Ma se i democristiani di Unió verosimilmente scompariranno dalla politica catalana, senza la Cup di mezzo, in Catalogna i numeri di domenica saranno chiave per capire i prossimi equilibri. I sondaggi danno in netto vantaggio in un panorama comunque molto frammentato il movimento sponsorizzato dalla sindaca Ada Colau che ripropone la formula vincente nelle elezioni amministrative di maggio con Podemos, Izquierda Unida e i rossoverdi. Anche se inspiegabilmente Alberto Garzón non è stato invitato a nessuno degli eventi di campagna, a cui addirittura parteciperà domani l’inglese Owen Jones, punto di riferimento delle sinistre europee, En comú podem dovrebbe ottenere 10/11 dei 47 seggi in palio in Catalogna, mentre Ciutadanos e Mas dovrebbero ottenerne 9 ciascuno. Esquerra ne otterrebbe tra i 6 e gli 8 – e sarebbe l’unico dei partiti già presenti a Madrid ad aumentare il numero di seggi. Popolari e socialisti catalani ne perderebbero quasi la metà.

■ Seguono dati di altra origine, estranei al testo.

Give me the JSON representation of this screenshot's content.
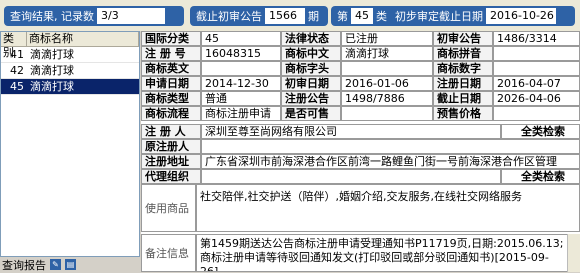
{
  "topbar": {
    "result_label": "查询结果, 记录数",
    "result_count": "3/3",
    "deadline_label": "截止初审公告",
    "deadline_value": "1566",
    "deadline_unit": "期",
    "class_prefix": "第",
    "class_value": "45",
    "class_suffix": "类",
    "prelim_label": "初步审定截止日期",
    "prelim_value": "2016-10-26",
    "prelim_suffix": "类"
  },
  "list": {
    "col_class": "类别",
    "col_name": "商标名称",
    "rows": [
      {
        "cls": "41",
        "name": "滴滴打球"
      },
      {
        "cls": "42",
        "name": "滴滴打球"
      },
      {
        "cls": "45",
        "name": "滴滴打球"
      }
    ]
  },
  "status": {
    "label": "查询报告"
  },
  "detail": {
    "intl_class_label": "国际分类",
    "intl_class": "45",
    "legal_status_label": "法律状态",
    "legal_status": "已注册",
    "prelim_notice_label": "初审公告",
    "prelim_notice": "1486/3314",
    "reg_no_label": "注 册 号",
    "reg_no": "16048315",
    "name_cn_label": "商标中文",
    "name_cn": "滴滴打球",
    "pinyin_label": "商标拼音",
    "pinyin": "",
    "english_label": "商标英文",
    "english": "",
    "head_label": "商标字头",
    "head": "",
    "digits_label": "商标数字",
    "digits": "",
    "apply_date_label": "申请日期",
    "apply_date": "2014-12-30",
    "prelim_date_label": "初审日期",
    "prelim_date": "2016-01-06",
    "reg_date_label": "注册日期",
    "reg_date": "2016-04-07",
    "type_label": "商标类型",
    "type": "普通",
    "reg_notice_label": "注册公告",
    "reg_notice": "1498/7886",
    "expire_label": "截止日期",
    "expire": "2026-04-06",
    "flow_label": "商标流程",
    "flow": "商标注册申请",
    "shared_label": "是否可售",
    "shared": "",
    "price_label": "预售价格",
    "price": "",
    "registrant_label": "注 册 人",
    "registrant": "深圳至尊至尚网络有限公司",
    "search_all": "全类检索",
    "orig_reg_label": "原注册人",
    "orig_reg": "",
    "address_label": "注册地址",
    "address": "广东省深圳市前海深港合作区前湾一路鲤鱼门街一号前海深港合作区管理",
    "agent_label": "代理组织",
    "agent": "",
    "goods_label": "使用商品",
    "goods": "社交陪伴,社交护送（陪伴）,婚姻介绍,交友服务,在线社交网络服务",
    "notes_label": "备注信息",
    "notes": "第1459期送达公告商标注册申请受理通知书P11719页,日期:2015.06.13;商标注册申请等待驳回通知发文(打印驳回或部分驳回通知书)[2015-09-26]"
  }
}
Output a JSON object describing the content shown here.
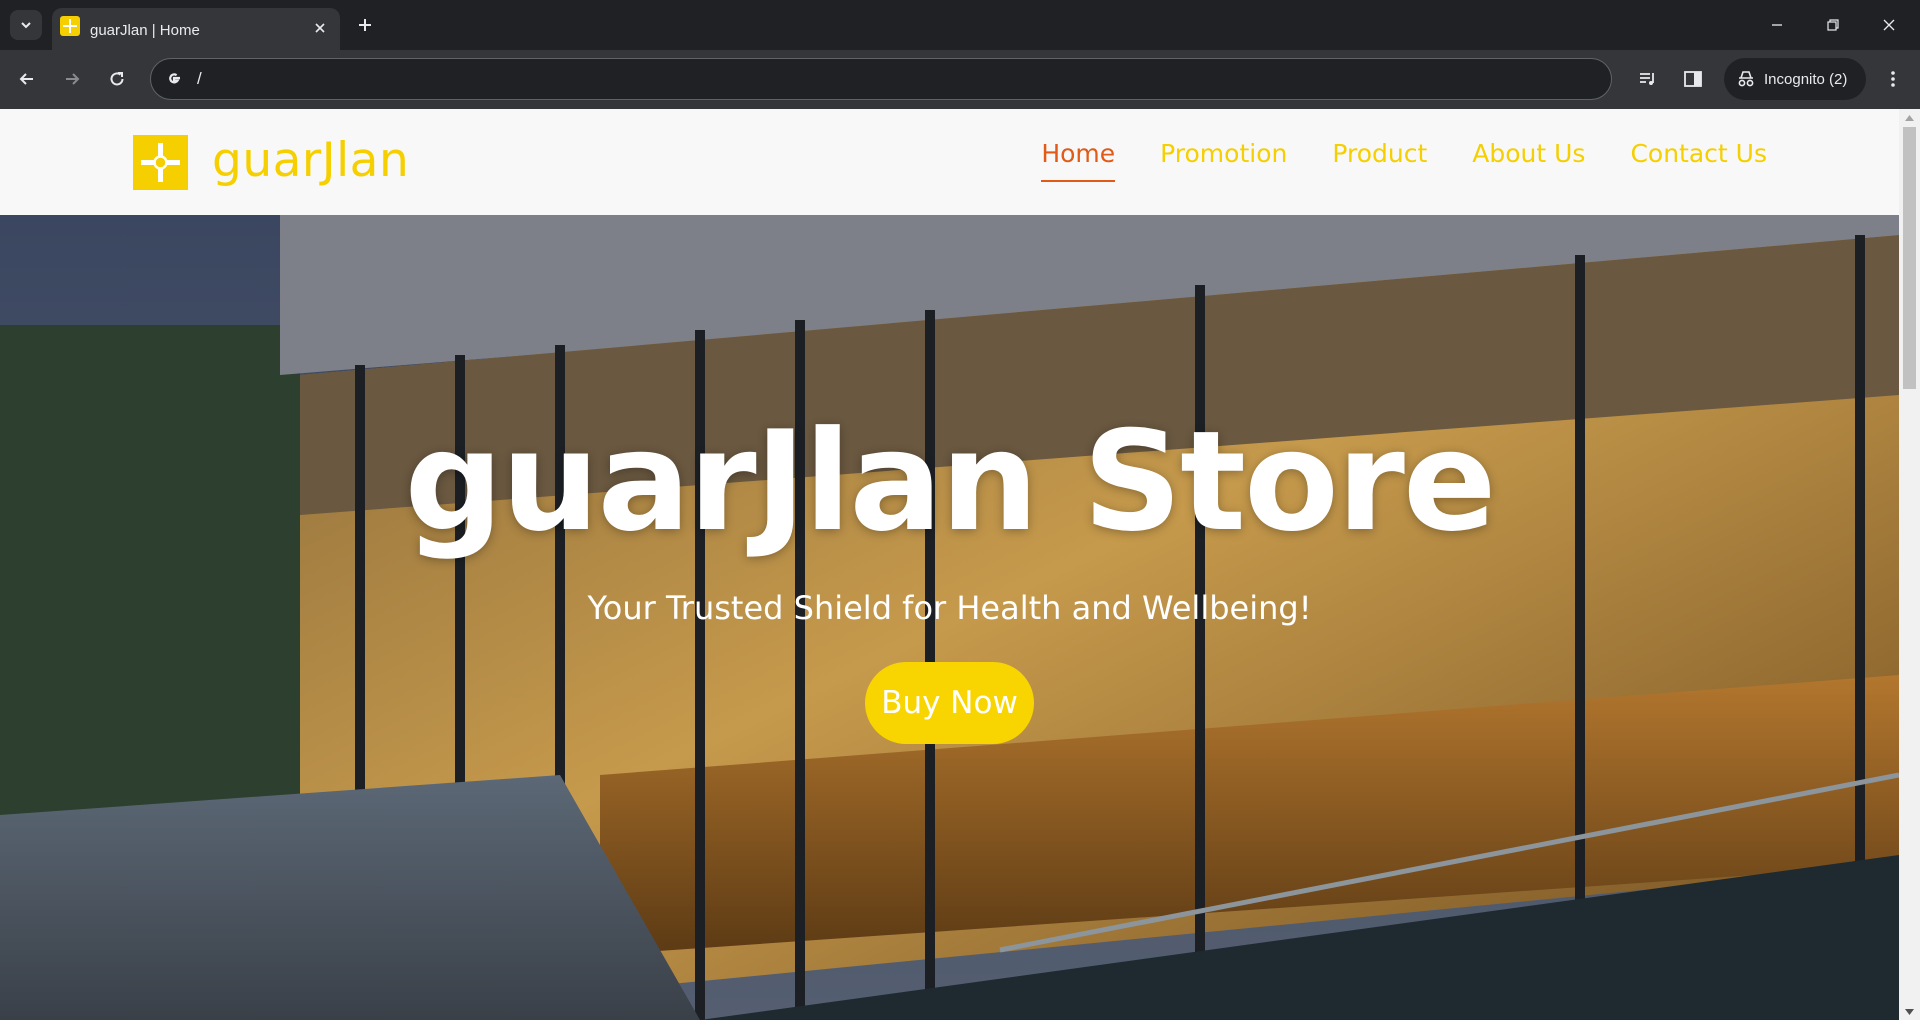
{
  "browser": {
    "tab_title": "guarJlan | Home",
    "url": "/",
    "incognito_label": "Incognito (2)"
  },
  "site": {
    "logo_text": "guarJlan",
    "nav": [
      {
        "label": "Home",
        "active": true
      },
      {
        "label": "Promotion",
        "active": false
      },
      {
        "label": "Product",
        "active": false
      },
      {
        "label": "About Us",
        "active": false
      },
      {
        "label": "Contact Us",
        "active": false
      }
    ],
    "hero": {
      "title": "guarJlan Store",
      "subtitle": "Your Trusted Shield for Health and Wellbeing!",
      "cta_label": "Buy Now"
    }
  },
  "colors": {
    "brand_yellow": "#f5cf00",
    "active_nav": "#e15a16",
    "chrome_dark": "#202124",
    "chrome_toolbar": "#35363a"
  }
}
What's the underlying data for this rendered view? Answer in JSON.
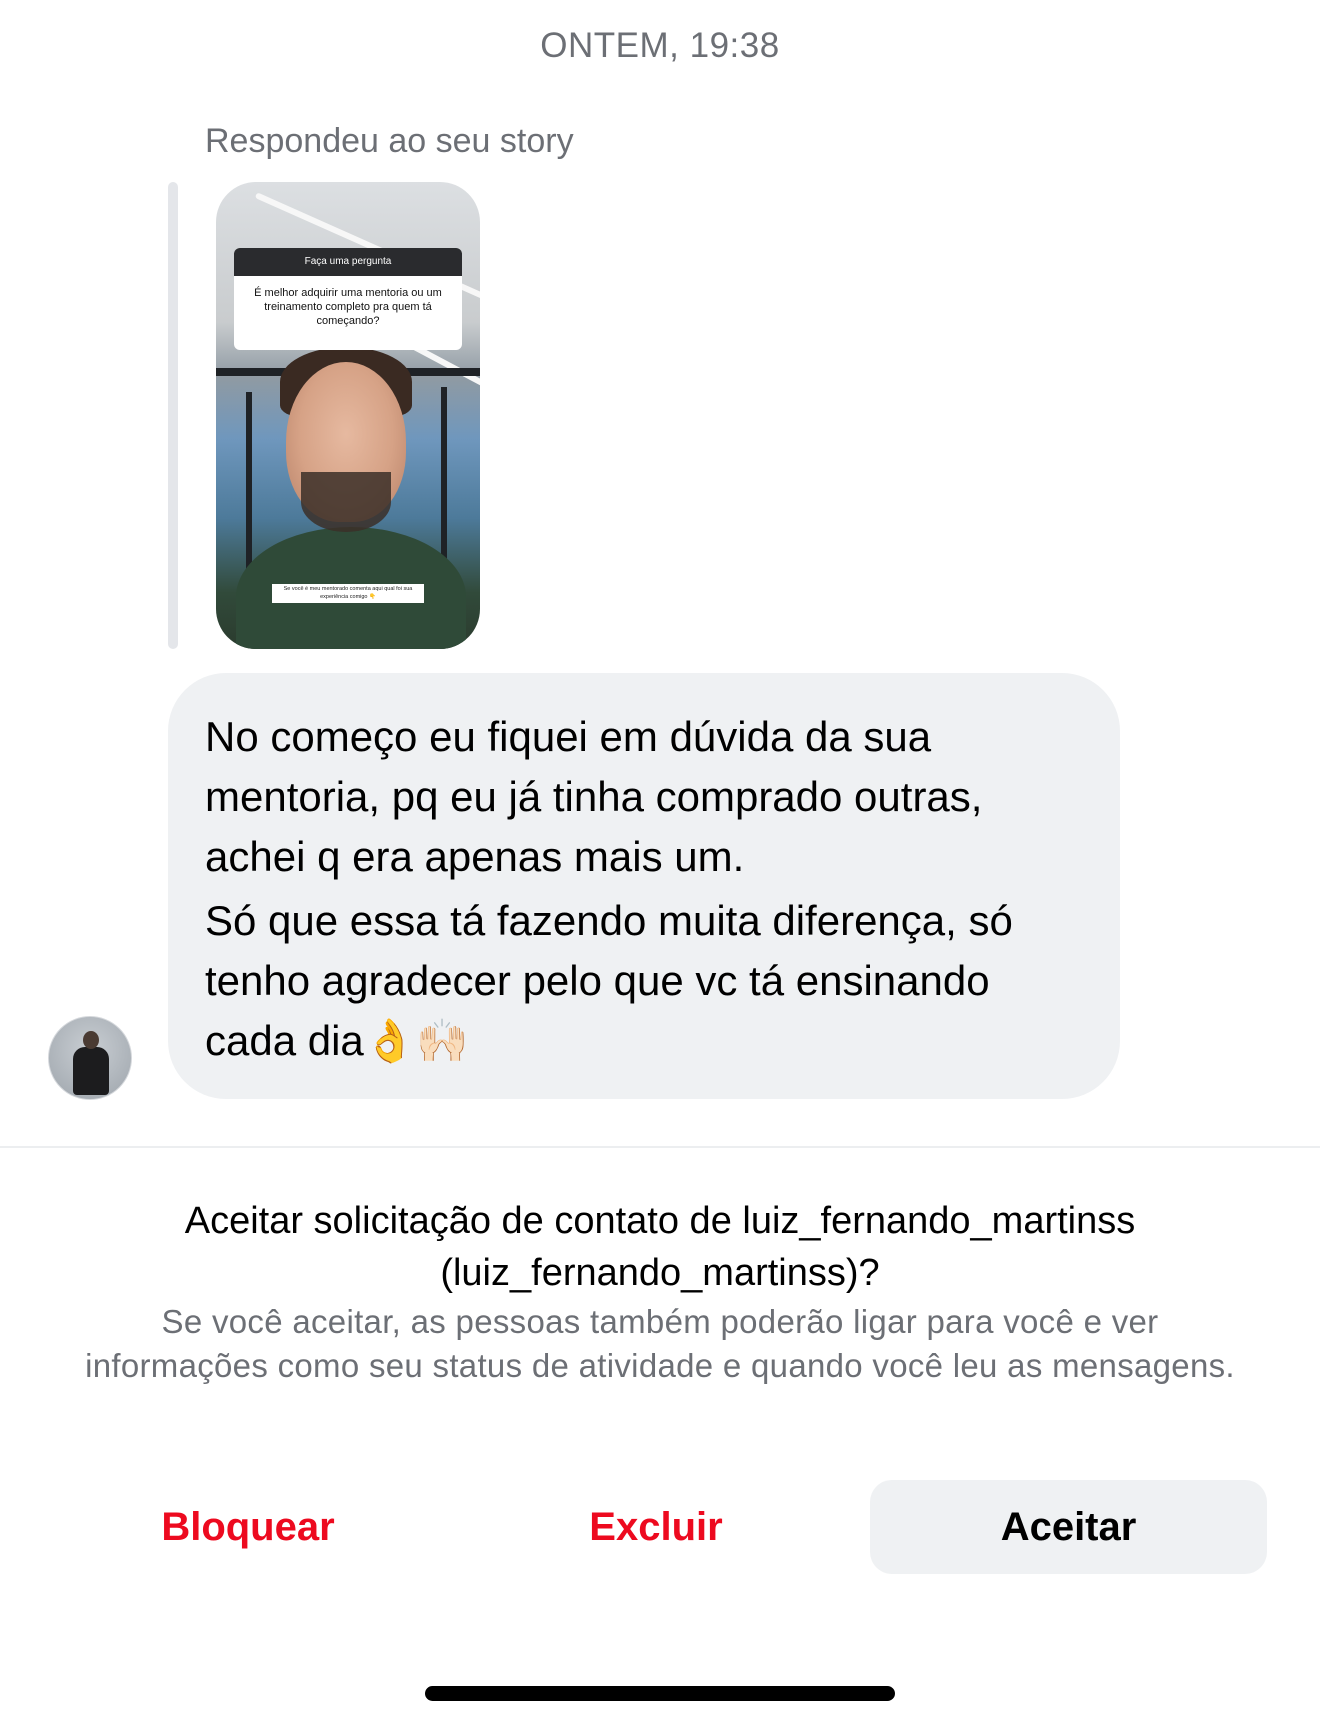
{
  "header": {
    "timestamp": "ONTEM, 19:38"
  },
  "conversation": {
    "reply_label": "Respondeu ao seu story",
    "story": {
      "question_header": "Faça uma pergunta",
      "question_text": "É melhor adquirir uma mentoria ou um treinamento completo pra quem tá começando?",
      "caption": "Se você é meu mentorado comenta aqui qual foi sua experiência comigo 👇"
    },
    "message": {
      "paragraph_1": "No começo eu fiquei em dúvida da sua mentoria, pq eu já tinha comprado outras, achei q era apenas mais um.",
      "paragraph_2": "Só que essa tá fazendo muita diferença, só tenho agradecer pelo que vc tá ensinando cada dia👌🙌🏻"
    },
    "sender_avatar_icon": "profile-photo"
  },
  "request": {
    "title": "Aceitar solicitação de contato de luiz_fernando_martinss (luiz_fernando_martinss)?",
    "description": "Se você aceitar, as pessoas também poderão ligar para você e ver informações como seu status de atividade e quando você leu as mensagens."
  },
  "actions": {
    "block_label": "Bloquear",
    "delete_label": "Excluir",
    "accept_label": "Aceitar"
  },
  "colors": {
    "danger": "#ed0a1f",
    "bubble_bg": "#eff1f3",
    "secondary_text": "#6c6f75"
  }
}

Dopo che Pablo Iglesias ha sfoderato la formula del referendum di autodeterminazione – unico partito a livello spagnolo assieme a Izquierda Unida che ha il coraggio di difenderlo – i giochi si sono molto aperti. È la partita di ritorno dello pseudo-referendum celebrato il giorno delle elezioni catalane, che ha visto i partiti favorevoli all’indipendenza raggiungere il 48.5% dei voti, e quelli contro un 40%, mentre i due principali partiti favorevoli a una terza via referendaria, Catalunya Sí que es pot (la coalizione di sinistra analoga a En comú podem) e Unió, insieme raggiungevano circa l’11%.

Da questi numeri, e dall’equilibrio parlamentare che si raggiungerà a Madrid dipende molto il futuro di Artur Mas. Se i partiti catalani non si mettono d’accordo entro il 9 gennaio, automaticamente a Barcellona si torna a votare a marzo.